BACKGROUND
Current techniques for delivery of gene therapy, deliver the vector to the target organ and also to the systemic circulation. Targeted gene therapy aims at delivering the vector to specific and restricted cell populations, thus sparing all other cells of the unwanted effects of the gene product. Our aim was to develop an extracorporeal delivery system that would deliver a vector to our target organ, the heart, with little or no systemic leakage. Recirculation of the vector would allow even distribution of the vector through the target organ.
METHODS
A low volume extracorporeal circuit was designed using commercially available components. Using an ovine pacing induced heart failure model, the animals were placed on percutaneous extracorporeal cardiac support viaa9Fr cannula in the Left coronary artery (LCA) and a novel 9fr cannula in the Coronary Sinus (CS). After establishing cardiac support and stabilizing the subject. The vector was introduced into the circuit and recirculated for 10 minutes. At the end of this period to prevent the vector entering the systemic circulation, the circuit was emptied into a collection bag.
RESULTS
We delivered adenovirus (3.5x1012vp) encoding a pseudophosphorylated mutant PLN (AdS16EPLN, n = 9) or AdLacZ (n =6, 4.7x1012vp) to sheep with pacing induced HF. Despite 2 weeks further pacing, treatment with adenoS16E PLN significantly improved contractile function despite ongoing pacing stress and prevented ventricular remodeling in contrast to AdLacZ animals.

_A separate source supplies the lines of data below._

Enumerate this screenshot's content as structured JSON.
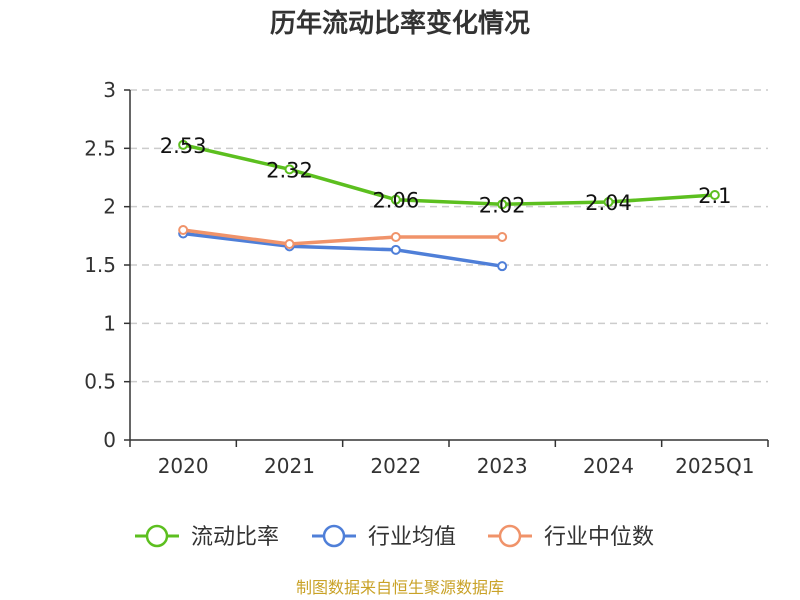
{
  "chart_data": {
    "type": "line",
    "title": "历年流动比率变化情况",
    "categories": [
      "2020",
      "2021",
      "2022",
      "2023",
      "2024",
      "2025Q1"
    ],
    "ylim": [
      0,
      3
    ],
    "yticks": [
      "0",
      "0.5",
      "1",
      "1.5",
      "2",
      "2.5",
      "3"
    ],
    "grid": true,
    "legend_position": "bottom",
    "series": [
      {
        "name": "流动比率",
        "color": "#5cbf1f",
        "values": [
          2.53,
          2.32,
          2.06,
          2.02,
          2.04,
          2.1
        ],
        "labels": [
          "2.53",
          "2.32",
          "2.06",
          "2.02",
          "2.04",
          "2.1"
        ]
      },
      {
        "name": "行业均值",
        "color": "#4f7fd8",
        "values": [
          1.77,
          1.66,
          1.63,
          1.49,
          null,
          null
        ]
      },
      {
        "name": "行业中位数",
        "color": "#f0936a",
        "values": [
          1.8,
          1.68,
          1.74,
          1.74,
          null,
          null
        ]
      }
    ],
    "source": "制图数据来自恒生聚源数据库"
  }
}
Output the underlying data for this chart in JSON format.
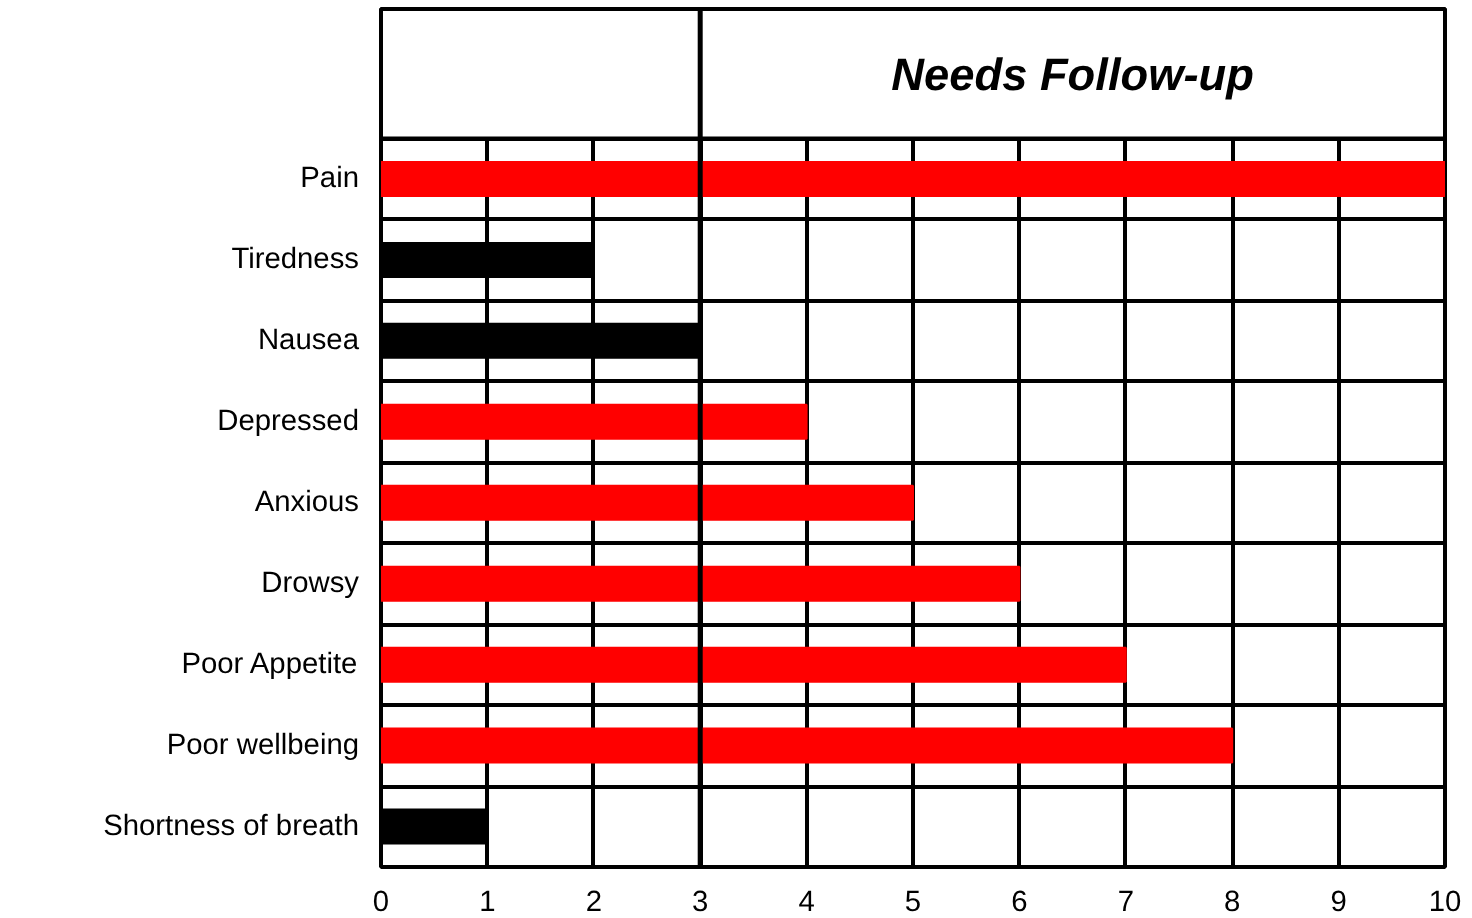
{
  "chart_data": {
    "type": "bar",
    "orientation": "horizontal",
    "categories": [
      "Pain",
      "Tiredness",
      "Nausea",
      "Depressed",
      "Anxious",
      "Drowsy",
      "Poor Appetite",
      "Poor wellbeing",
      "Shortness of breath"
    ],
    "values": [
      10,
      2,
      3,
      4,
      5,
      6,
      7,
      8,
      1
    ],
    "colors": [
      "#ff0000",
      "#000000",
      "#000000",
      "#ff0000",
      "#ff0000",
      "#ff0000",
      "#ff0000",
      "#ff0000",
      "#000000"
    ],
    "xlim": [
      0,
      10
    ],
    "xticks": [
      0,
      1,
      2,
      3,
      4,
      5,
      6,
      7,
      8,
      9,
      10
    ],
    "grid": true,
    "ref_lines": [
      {
        "axis": "x",
        "value": 3
      }
    ],
    "annotations": [
      "Needs Follow-up"
    ]
  }
}
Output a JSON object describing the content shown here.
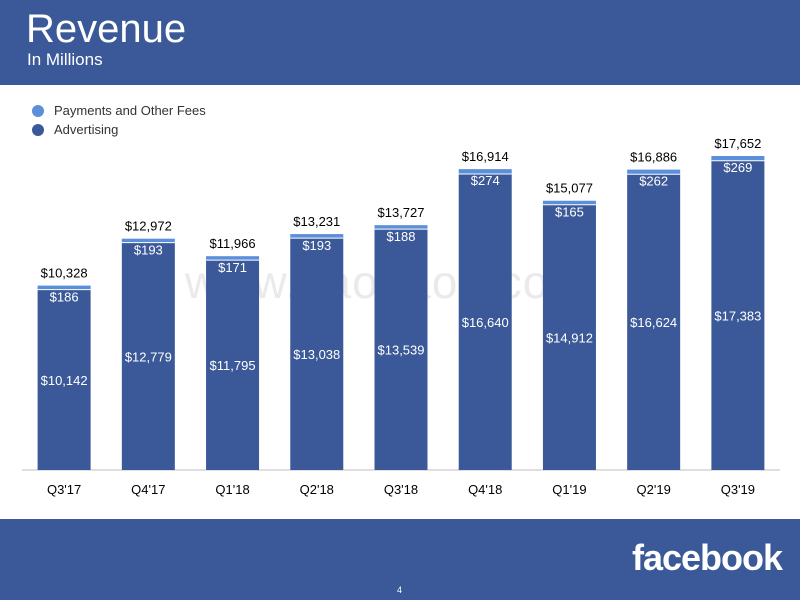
{
  "header": {
    "title": "Revenue",
    "subtitle": "In Millions"
  },
  "legend": {
    "payments_label": "Payments and Other Fees",
    "advertising_label": "Advertising"
  },
  "watermark": "www.baogao8.com",
  "footer": {
    "logo_text": "facebook",
    "page_number": "4"
  },
  "colors": {
    "brand": "#3b5998",
    "advertising": "#3b5998",
    "payments": "#5b8fd9",
    "background": "#ffffff"
  },
  "chart_data": {
    "type": "bar",
    "stacked": true,
    "categories": [
      "Q3'17",
      "Q4'17",
      "Q1'18",
      "Q2'18",
      "Q3'18",
      "Q4'18",
      "Q1'19",
      "Q2'19",
      "Q3'19"
    ],
    "series": [
      {
        "name": "Advertising",
        "values": [
          10142,
          12779,
          11795,
          13038,
          13539,
          16640,
          14912,
          16624,
          17383
        ],
        "labels": [
          "$10,142",
          "$12,779",
          "$11,795",
          "$13,038",
          "$13,539",
          "$16,640",
          "$14,912",
          "$16,624",
          "$17,383"
        ]
      },
      {
        "name": "Payments and Other Fees",
        "values": [
          186,
          193,
          171,
          193,
          188,
          274,
          165,
          262,
          269
        ],
        "labels": [
          "$186",
          "$193",
          "$171",
          "$193",
          "$188",
          "$274",
          "$165",
          "$262",
          "$269"
        ]
      }
    ],
    "totals": [
      10328,
      12972,
      11966,
      13231,
      13727,
      16914,
      15077,
      16886,
      17652
    ],
    "total_labels": [
      "$10,328",
      "$12,972",
      "$11,966",
      "$13,231",
      "$13,727",
      "$16,914",
      "$15,077",
      "$16,886",
      "$17,652"
    ],
    "title": "Revenue",
    "subtitle": "In Millions",
    "ylim": [
      0,
      17652
    ],
    "grid": false,
    "legend_position": "top-left"
  }
}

| Parameter (% change vs baseline) | AdS16EPLN | AdLacZ |
|---|---|---|
| LV End Diastolic Area | −14** | +13** |
| LV Ejection Fraction | −87*** | −23* |
| LV End Diastolic Pressure | −24* | +5 |
| dP/dt | +31* | −5 |
p < 0.05,
p < 0.01,
p < 0.001
CONCLUSIONS
Together the deployment of targeted delivery strategies and targeted molecular therapy has major potential for the treatment of heart failure. The V-Focus system is capable of delivering a vector to a target organ with little systemic leakage.